Soundtracks, Part 2: Hilmar Orn Hilmarsson & Sigur Ros, Angels of the Universe
Note: This is part two of an n part series.Read part one: Soundtracks, Part 1: Michael Brook, An Inconvenient Truth
Angels of the Universe by Hilmar Orn Hilmarsson, with contributions form Sigur Ros.
This record makes me feel like I'm in Iceland. And I've never been to Iceland. I've been wanting to go to Iceland for at least five years now, since I saw an Iceland Air flight & hotel package advertised on the web. I almost went. And then things in my life changed. Since then, I've seen no less than a half-dozen travel shows on Iceland, the partying in Reykjavik, the hot springs, the trips out into the frozen wasteland. I still want to go. This record reminds me of that each time it comes up in a playlist.
I've listened to this record the past few winters, walking to and from the subway, through wind and snow and ice and rain and burning ears. I wish I could track each listen, but I'm confident I didn't give any of these tracks a listen between April and October. It just sounds cold and bleak. And I mean it sounds cold and bleak in only the very best way.

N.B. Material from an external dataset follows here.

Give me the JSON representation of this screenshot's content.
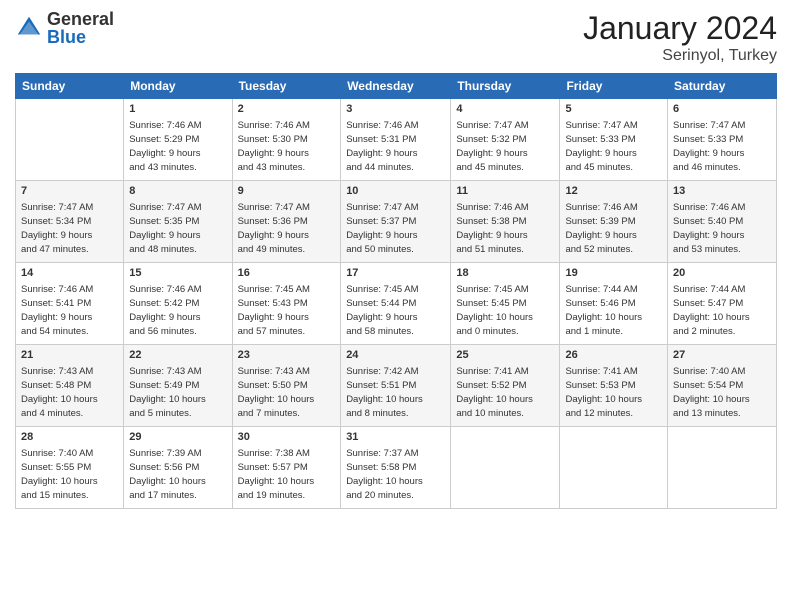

There's something kind of hopeless and inevitable about most of the tracks on the record, and I find this really comforting. It's mostly string arrangements with the odd, spare guitar or violin melody floating through the middle of it all.
I recommend this soundtrack highly. I think a lot of people probably pick it up because of the Sigur Ros contributions to the last two tracks, which are rather nice. But the first fifteen Sigur-Ross-free tracks are really what make the work worth your attention.